The current meaning of the term gyatt was coined by online streamer YourRAGE, who used it to describe a physically attractive woman, and it was popularized by Kai Cenat, an American Twitch streamer.

Everybody used to say "god damn" or "golly" but I said it weird. I'd always say "gyatt", I would never say "god damn". Chat realized that, and a way of making fun of me in 2020, they started typing "gyatt" to mock me.
— YourRAGE, "THE ONLY DEFINITION OF #GYATT 😒 #gyat #gyatttttttt" (2023)

On October 2, 2023, a TikTok account under the username @ovp.9 posted a short video of a character from the online video game Fortnite "singing" to a musical parody of the 2021 song "ecstacy" by Suicidal-Idol. The parody featured multiple internet culture terms, including Skibidi Toilet and rizz. According to The New York Times, the parody is cited as "a key" to the popularization of gyatt.

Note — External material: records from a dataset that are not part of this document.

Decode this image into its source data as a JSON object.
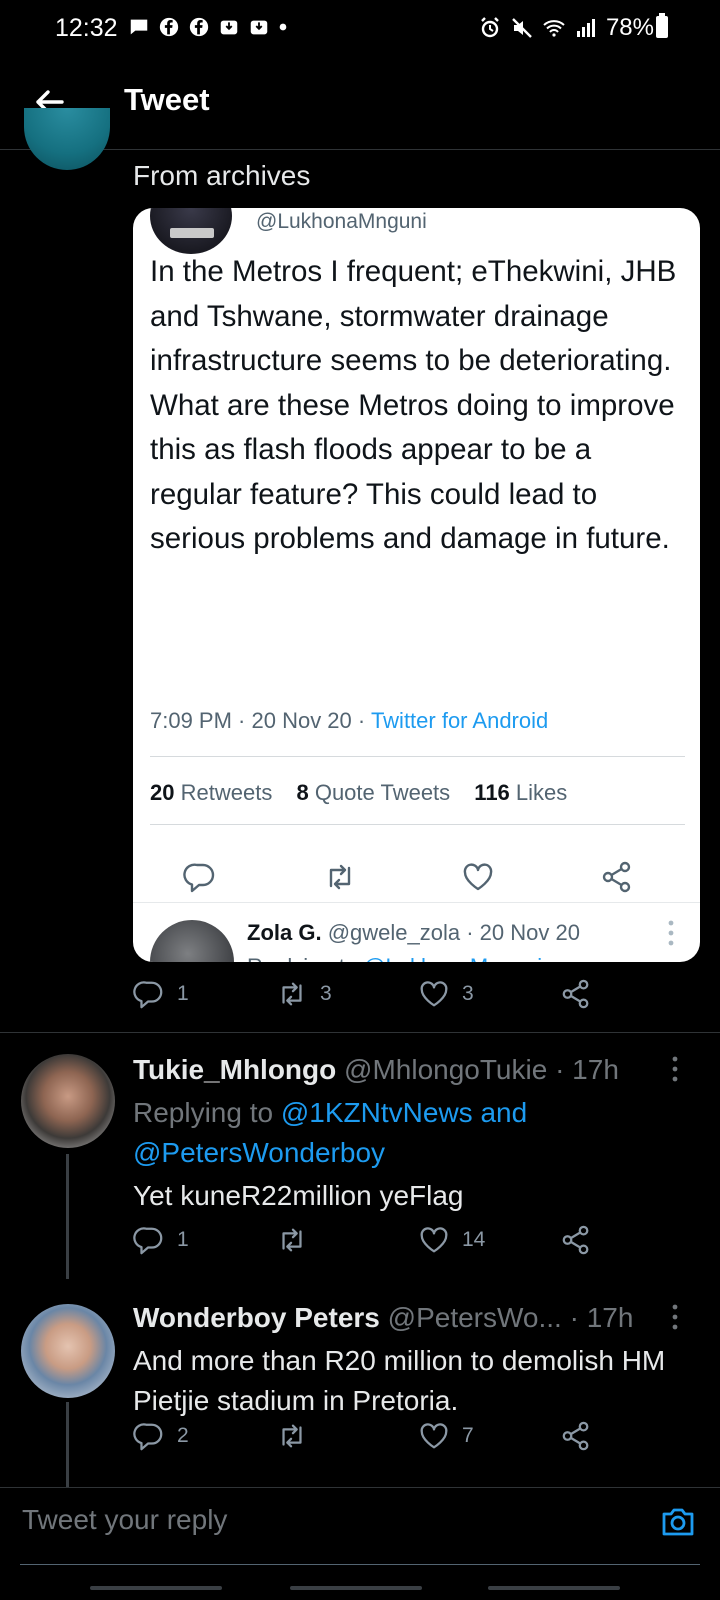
{
  "status_bar": {
    "time": "12:32",
    "battery": "78%"
  },
  "header": {
    "title": "Tweet"
  },
  "top_tweet": {
    "text": "From archives"
  },
  "quoted": {
    "handle": "@LukhonaMnguni",
    "text": "In the Metros I frequent; eThekwini, JHB and Tshwane, stormwater drainage infrastructure seems to be deteriorating. What are these Metros doing to improve this as flash floods appear to be a regular feature? This could lead to serious problems and damage in future.",
    "time": "7:09 PM · 20 Nov 20 · ",
    "source": "Twitter for Android",
    "retweets_count": "20",
    "retweets_label": "Retweets",
    "quotes_count": "8",
    "quotes_label": "Quote Tweets",
    "likes_count": "116",
    "likes_label": "Likes",
    "reply": {
      "name": "Zola G.",
      "meta": "@gwele_zola · 20 Nov 20",
      "replying_prefix": "Replying to ",
      "replying_handle": "@LukhonaMnguni"
    }
  },
  "top_actions": {
    "replies": "1",
    "retweets": "3",
    "likes": "3"
  },
  "replies": [
    {
      "name": "Tukie_Mhlongo",
      "meta": "@MhlongoTukie · 17h",
      "replying_prefix": "Replying to ",
      "replying_to": "@1KZNtvNews and @PetersWonderboy",
      "text": "Yet kuneR22million yeFlag",
      "replies": "1",
      "retweets": "",
      "likes": "14"
    },
    {
      "name": "Wonderboy Peters",
      "meta": "@PetersWo...  · 17h",
      "text": "And more than R20 million to demolish HM Pietjie stadium in Pretoria.",
      "replies": "2",
      "retweets": "",
      "likes": "7"
    }
  ],
  "composer": {
    "placeholder": "Tweet your reply"
  },
  "colors": {
    "background": "#000000",
    "accent": "#1d9bf0",
    "card": "#ffffff",
    "muted": "#71767b"
  }
}
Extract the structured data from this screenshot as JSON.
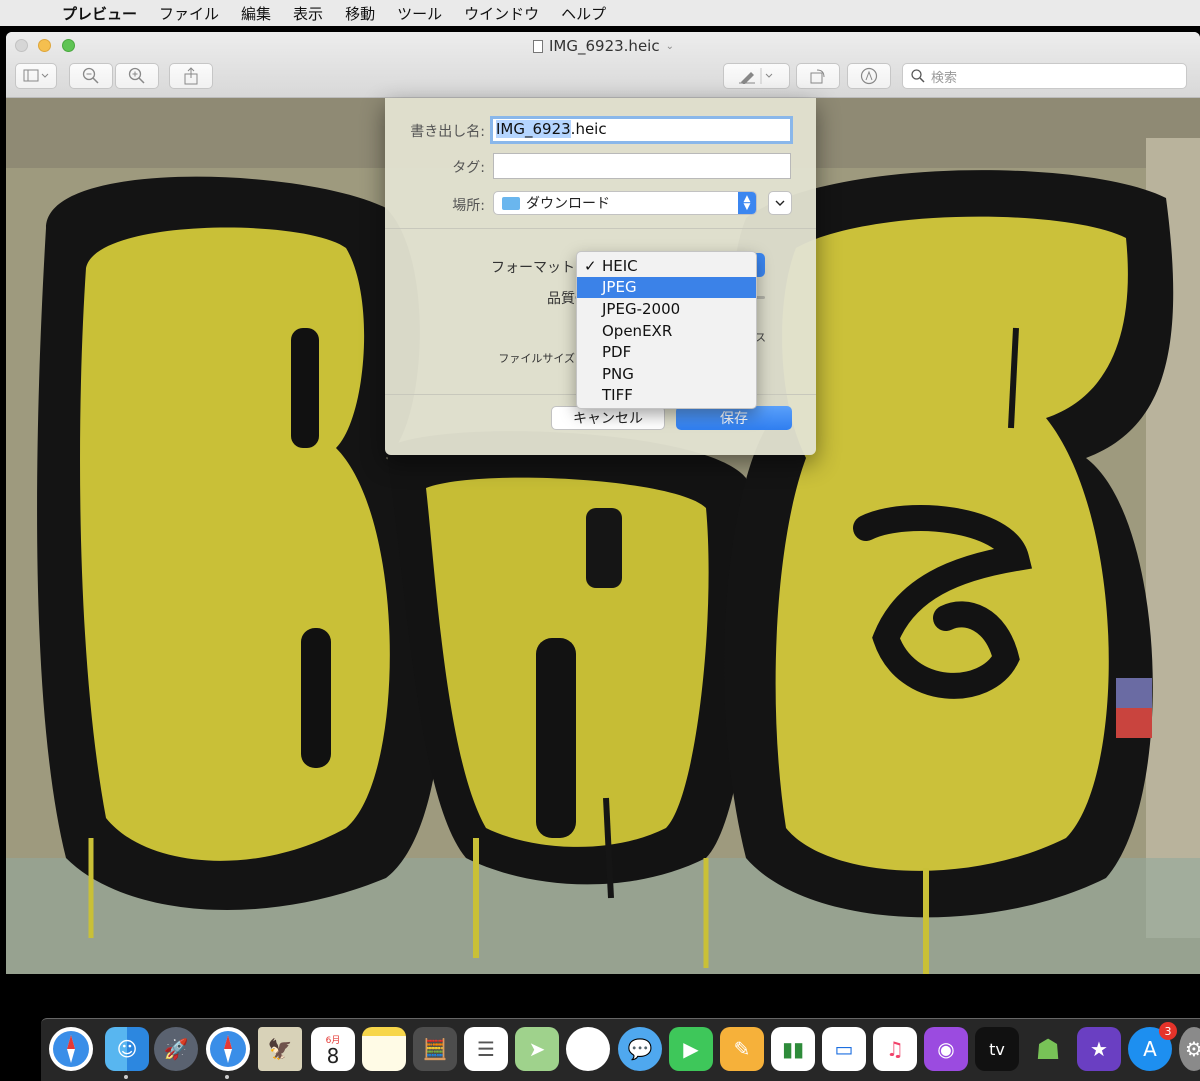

Backronyms have been created for the term like "Girl Your Ass [is] Thick", "Girl You Ate That", "Get Your Act Together", among others.

== Usage ==
According to Legit.ng, the term is commonly used by "guys when they see a girl, usually with a curvy body type," and can also be used to indicate enthusiasm or excitement.

Gyatt is characterized in the media as a term used both by Generation Alpha and Generation Z. However, some members of Generation Z have stated that they do not attribute the term to their cohort. According to The Today Show, the term is used verbally and on messaging platforms such as Discord, TikTok, Twitch, Instagram, and YouTube.

== Reception and impact ==
Alongside its attribution with Generation Alpha, gyatt has been of interest to digital marketers in consideration of the cohort's emerging consumer consumption. The term was nominated for the American Dialect Society's 2023 Word of The Year.